Currently, 22 percent of the 45-64-year olds respondents are digitally active while 15 percent of those over 65 said they use fintech services regularly. As for millennials, they were found to require a wide range of financial services as they achieve milestones such as completing their education, gaining full-time employment, becoming homeowners and having children.
In order for financial institutions and fintech collaborations to be successful, fintech companies in Singapore must be able to get access to customers and scale to build a sustainable business model.
"While FinTech adoption levels in Singapore are lower than the global average, the groundwork has been laid and its anticipated penetration will increase across all categories in the next 12 months, with the highest growth expected from borrowing platforms and financial planning tools," said Liew Nam Soon, EY Asean Financial Services managing partner, Ernst & Young Advisory.
EY also found that 40 percent of fintech users regularly use on-demand services such as food delivery, while 44 percent of fintech users regularly participate in the sharing economy like car sharing. Only 11 percent of non-fintech adopters use either of these services on a regular basis.

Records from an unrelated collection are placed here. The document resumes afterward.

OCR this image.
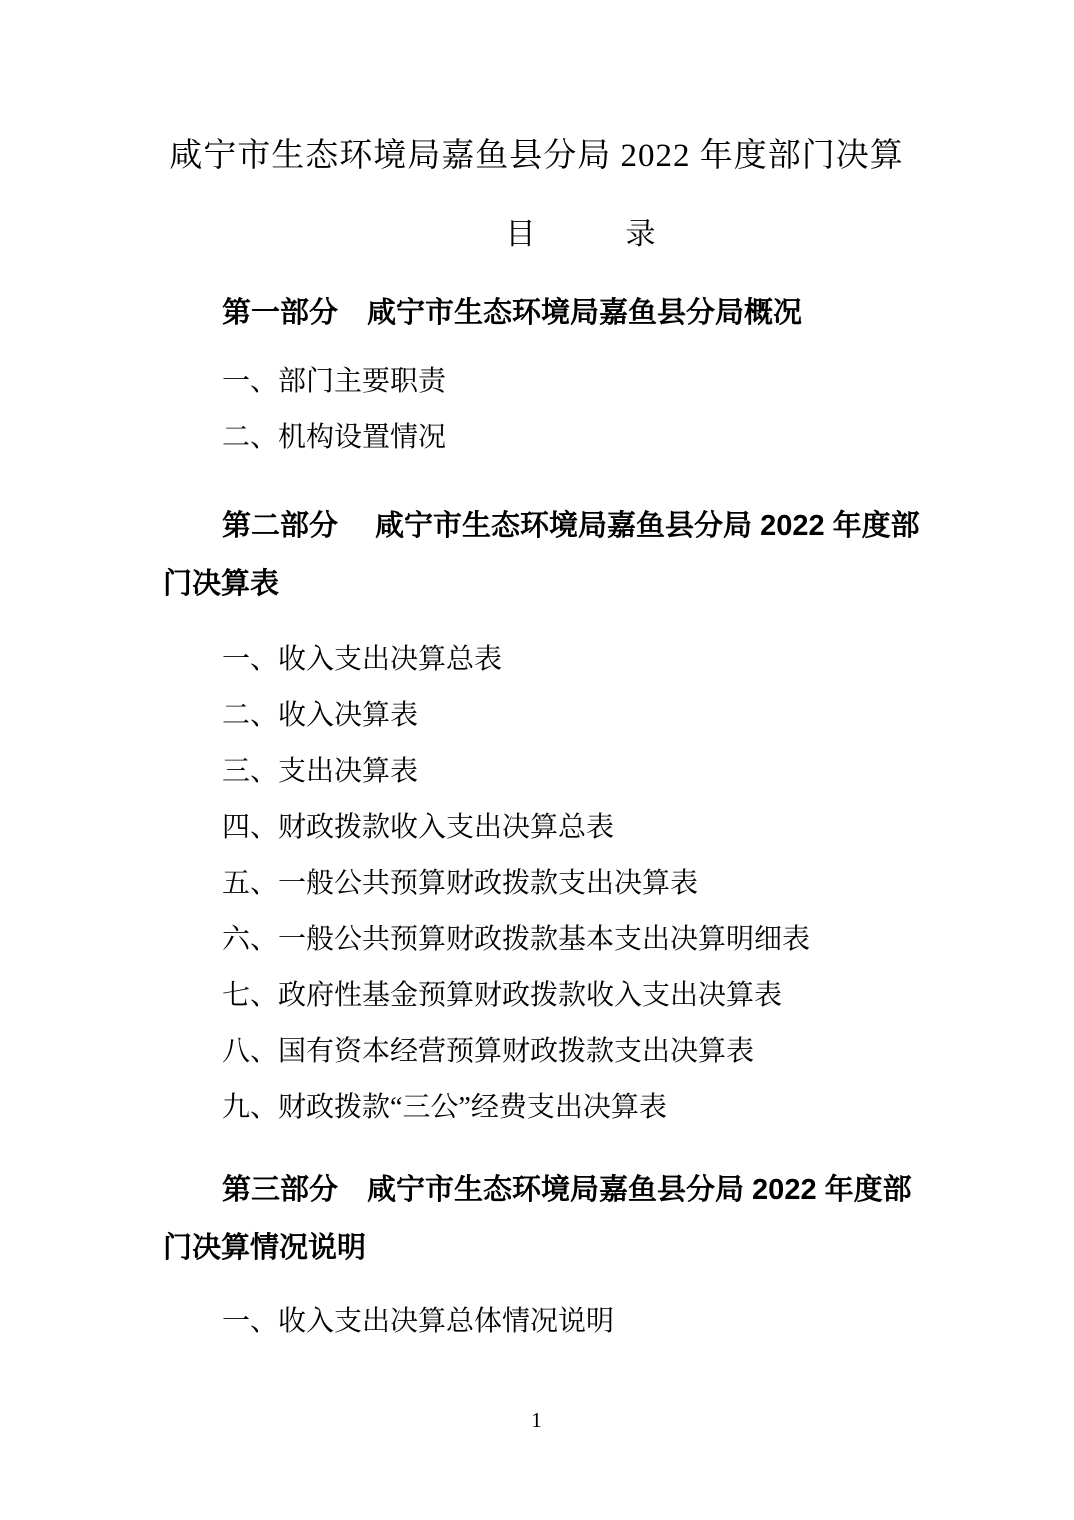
咸宁市生态环境局嘉鱼县分局 2022 年度部门决算
目　　　录
第一部分　咸宁市生态环境局嘉鱼县分局概况
一、部门主要职责
二、机构设置情况
第二部分　 咸宁市生态环境局嘉鱼县分局 2022 年度部
门决算表
一、收入支出决算总表
二、收入决算表
三、支出决算表
四、财政拨款收入支出决算总表
五、一般公共预算财政拨款支出决算表
六、一般公共预算财政拨款基本支出决算明细表
七、政府性基金预算财政拨款收入支出决算表
八、国有资本经营预算财政拨款支出决算表
九、财政拨款“三公”经费支出决算表
第三部分　咸宁市生态环境局嘉鱼县分局 2022 年度部
门决算情况说明
一、收入支出决算总体情况说明
1
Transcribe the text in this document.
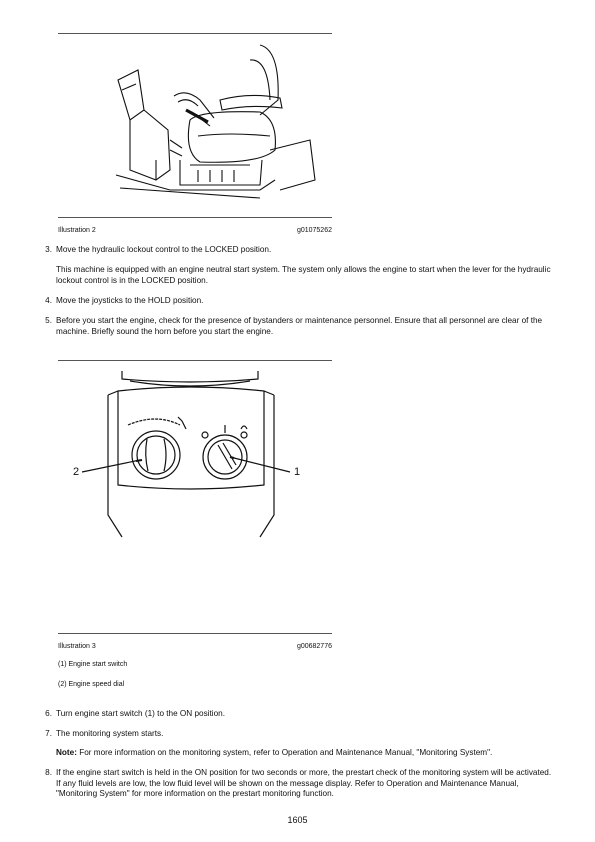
Illustration 2	g01075262
3. Move the hydraulic lockout control to the LOCKED position.
This machine is equipped with an engine neutral start system. The system only allows the engine to start when the lever for the hydraulic lockout control is in the LOCKED position.
4. Move the joysticks to the HOLD position.
5. Before you start the engine, check for the presence of bystanders or maintenance personnel. Ensure that all personnel are clear of the machine. Briefly sound the horn before you start the engine.
2	1
Illustration 3	g00682776
(1) Engine start switch
(2) Engine speed dial
6. Turn engine start switch (1) to the ON position.
7. The monitoring system starts.
Note: For more information on the monitoring system, refer to Operation and Maintenance Manual, "Monitoring System".
8. If the engine start switch is held in the ON position for two seconds or more, the prestart check of the monitoring system will be activated. If any fluid levels are low, the low fluid level will be shown on the message display. Refer to Operation and Maintenance Manual, "Monitoring System" for more information on the prestart monitoring function.
1605
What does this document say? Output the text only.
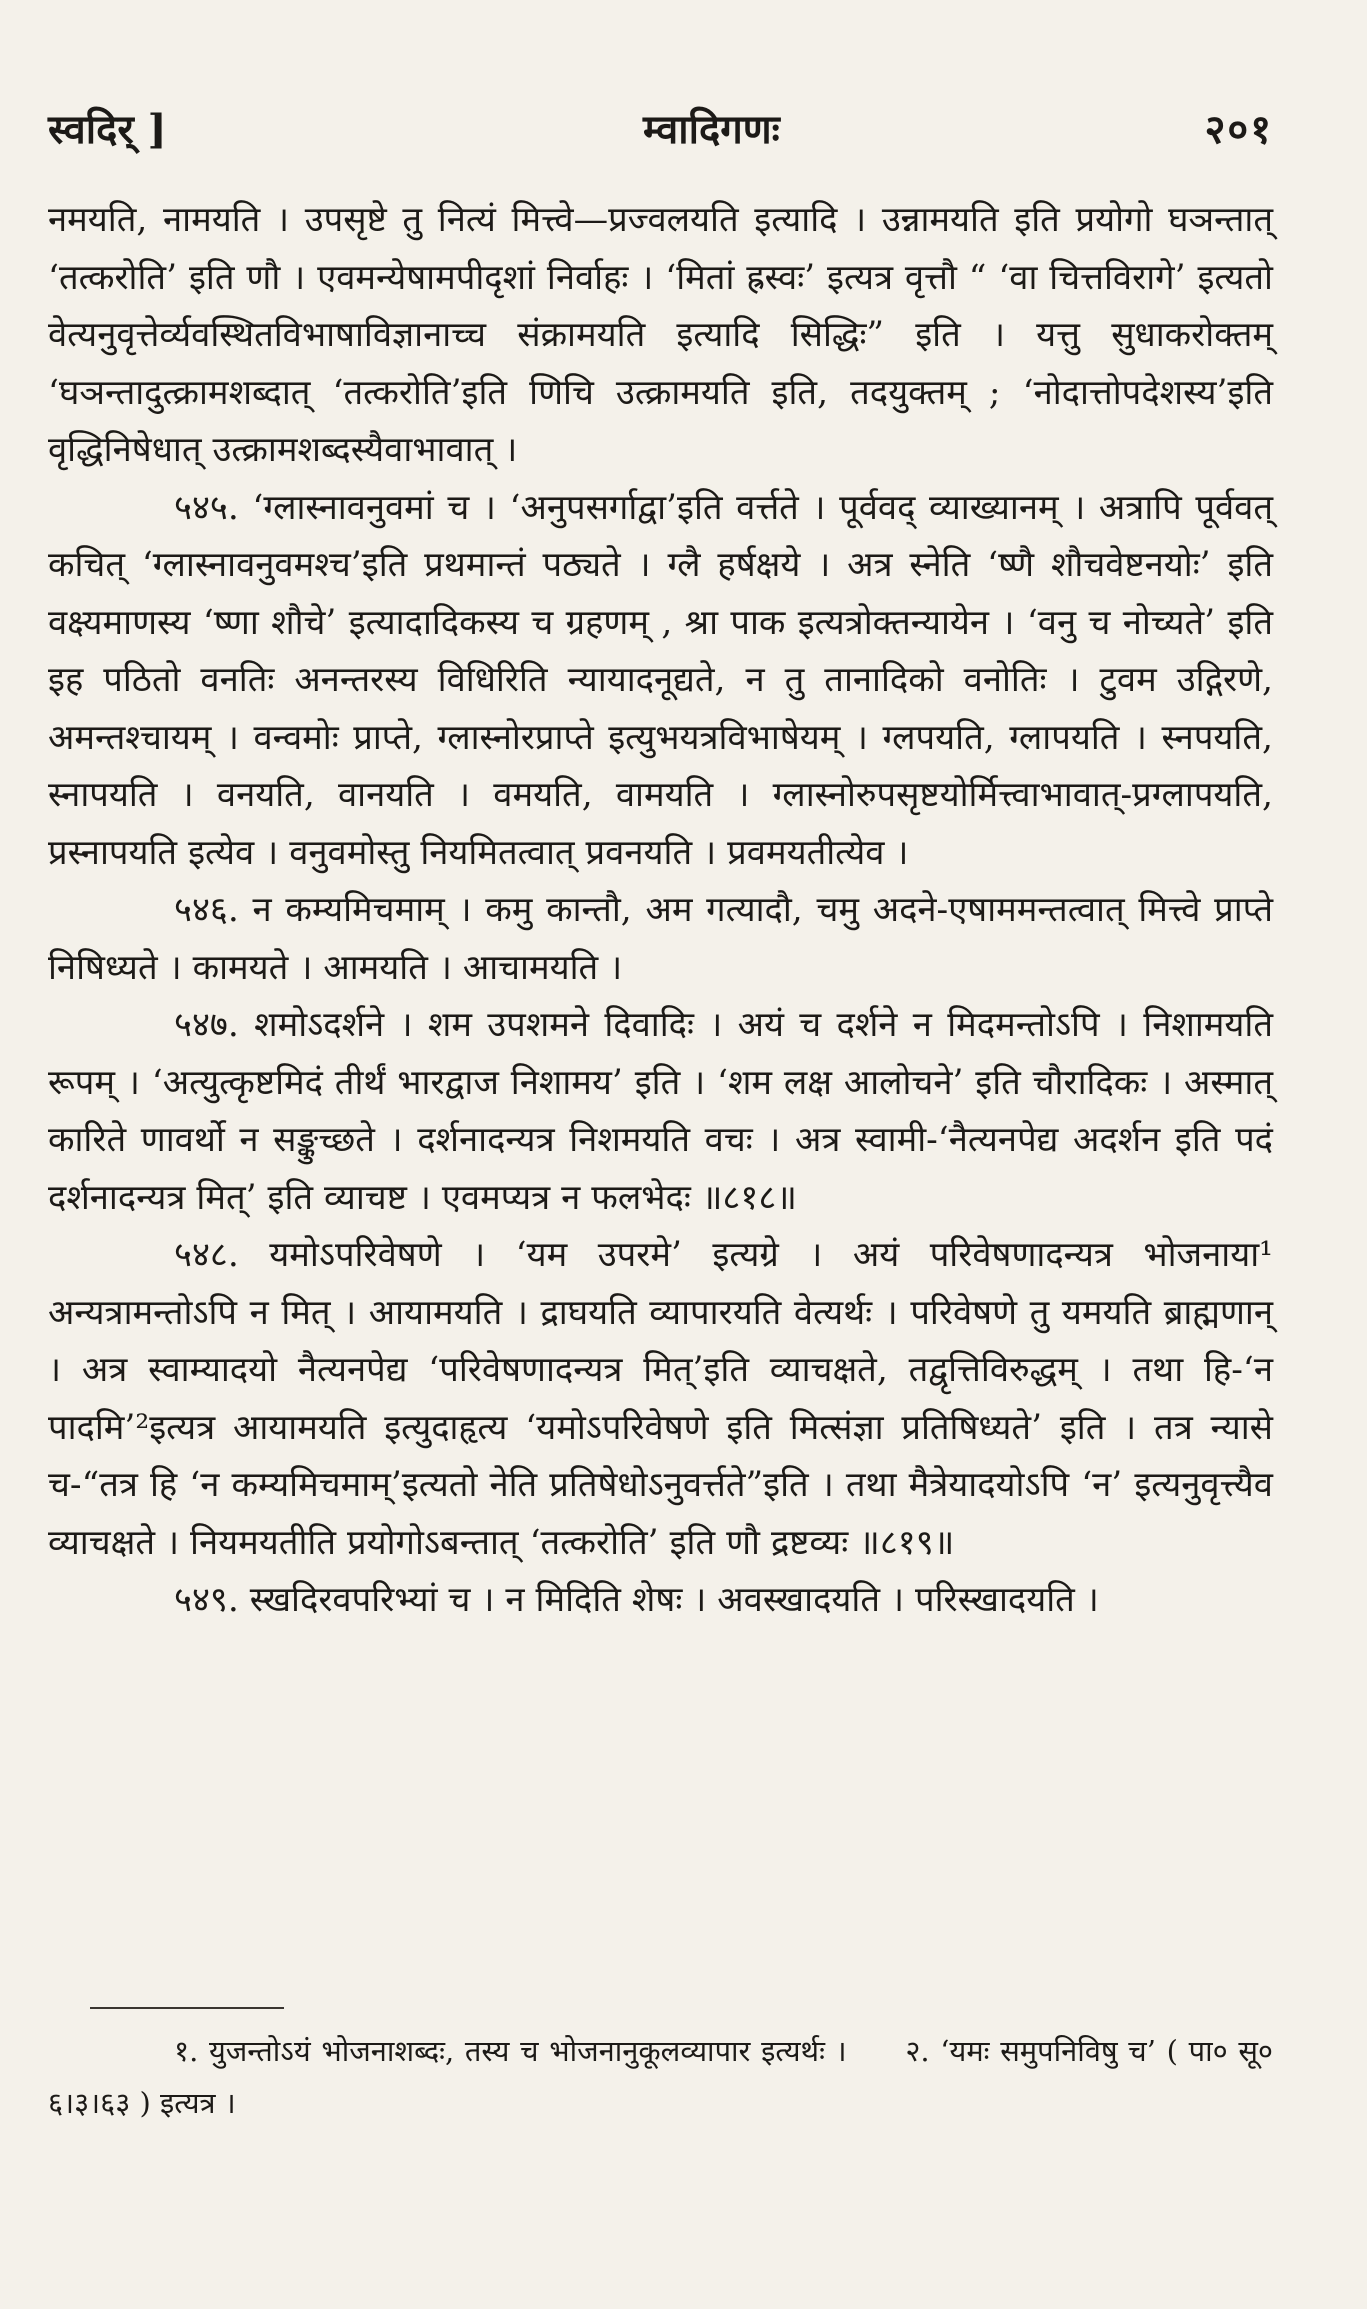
स्वदिर् ]	म्वादिगणः	२०१

नमयति, नामयति । उपसृष्टे तु नित्यं मित्त्वे—प्रज्वलयति इत्यादि । उन्नामयति इति प्रयोगो घञन्तात् ‘तत्करोति’ इति णौ । एवमन्येषामपीदृशां निर्वाहः । ‘मितां ह्रस्वः’ इत्यत्र वृत्तौ “ ‘वा चित्तविरागे’ इत्यतो वेत्यनुवृत्तेर्व्यवस्थितविभाषाविज्ञानाच्च संक्रामयति इत्यादि सिद्धिः” इति । यत्तु सुधाकरोक्तम् ‘घञन्तादुत्क्रामशब्दात् ‘तत्करोति’इति णिचि उत्क्रामयति इति, तदयुक्तम् ; ‘नोदात्तोपदेशस्य’इति वृद्धिनिषेधात् उत्क्रामशब्दस्यैवाभावात् ।

५४५. ‘ग्लास्नावनुवमां च । ‘अनुपसर्गाद्वा’इति वर्त्तते । पूर्ववद् व्याख्यानम् । अत्रापि पूर्ववत् कचित् ‘ग्लास्नावनुवमश्च’इति प्रथमान्तं पठ्यते । ग्लै हर्षक्षये । अत्र स्नेति ‘ष्णै शौचवेष्टनयोः’ इति वक्ष्यमाणस्य ‘ष्णा शौचे’ इत्यादादिकस्य च ग्रहणम् , श्रा पाक इत्यत्रोक्तन्यायेन । ‘वनु च नोच्यते’ इति इह पठितो वनतिः अनन्तरस्य विधिरिति न्यायादनूद्यते, न तु तानादिको वनोतिः । टुवम उद्गिरणे, अमन्तश्चायम् । वन्वमोः प्राप्ते, ग्लास्नोरप्राप्ते इत्युभयत्रविभाषेयम् । ग्लपयति, ग्लापयति । स्नपयति, स्नापयति । वनयति, वानयति । वमयति, वामयति । ग्लास्नोरुपसृष्टयोर्मित्त्वाभावात्-प्रग्लापयति, प्रस्नापयति इत्येव । वनुवमोस्तु नियमितत्वात् प्रवनयति । प्रवमयतीत्येव ।

५४६. न कम्यमिचमाम् । कमु कान्तौ, अम गत्यादौ, चमु अदने-एषाममन्तत्वात् मित्त्वे प्राप्ते निषिध्यते । कामयते । आमयति । आचामयति ।

५४७. शमोऽदर्शने । शम उपशमने दिवादिः । अयं च दर्शने न मिदमन्तोऽपि । निशामयति रूपम् । ‘अत्युत्कृष्टमिदं तीर्थं भारद्वाज निशामय’ इति । ‘शम लक्ष आलोचने’ इति चौरादिकः । अस्मात् कारिते णावर्थो न सङ्कुच्छते । दर्शनादन्यत्र निशमयति वचः । अत्र स्वामी-‘नैत्यनपेद्य अदर्शन इति पदं दर्शनादन्यत्र मित्’ इति व्याचष्ट । एवमप्यत्र न फलभेदः ॥८१८॥

५४८. यमोऽपरिवेषणे । ‘यम उपरमे’ इत्यग्रे । अयं परिवेषणादन्यत्र भोजनाया¹ अन्यत्रामन्तोऽपि न मित् । आयामयति । द्राघयति व्यापारयति वेत्यर्थः । परिवेषणे तु यमयति ब्राह्मणान् । अत्र स्वाम्यादयो नैत्यनपेद्य ‘परिवेषणादन्यत्र मित्’इति व्याचक्षते, तद्वृत्तिविरुद्धम् । तथा हि-‘न पादमि’²इत्यत्र आयामयति इत्युदाहृत्य ‘यमोऽपरिवेषणे इति मित्संज्ञा प्रतिषिध्यते’ इति । तत्र न्यासे च-“तत्र हि ‘न कम्यमिचमाम्’इत्यतो नेति प्रतिषेधोऽनुवर्त्तते”इति । तथा मैत्रेयादयोऽपि ‘न’ इत्यनुवृत्त्यैव व्याचक्षते । नियमयतीति प्रयोगोऽबन्तात् ‘तत्करोति’ इति णौ द्रष्टव्यः ॥८१९॥

५४९. स्खदिरवपरिभ्यां च । न मिदिति शेषः । अवस्खादयति । परिस्खादयति ।

१. युजन्तोऽयं भोजनाशब्दः, तस्य च भोजनानुकूलव्यापार इत्यर्थः । २. ‘यमः समुपनिविषु च’ ( पा० सू० ६।३।६३ ) इत्यत्र ।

Besides that, the Index revealed that emerging markets are driving much of the fintech adoption globally, with China, India, South Africa, Brazil and Mexico averaging at 46 percent.
Both China and India have seen the highest adoption rates of fintech at 69 percent and 52 percent respectively.
Fintech firms in these two nations have been successful at tapping into the tech-literate but financially under-served segments.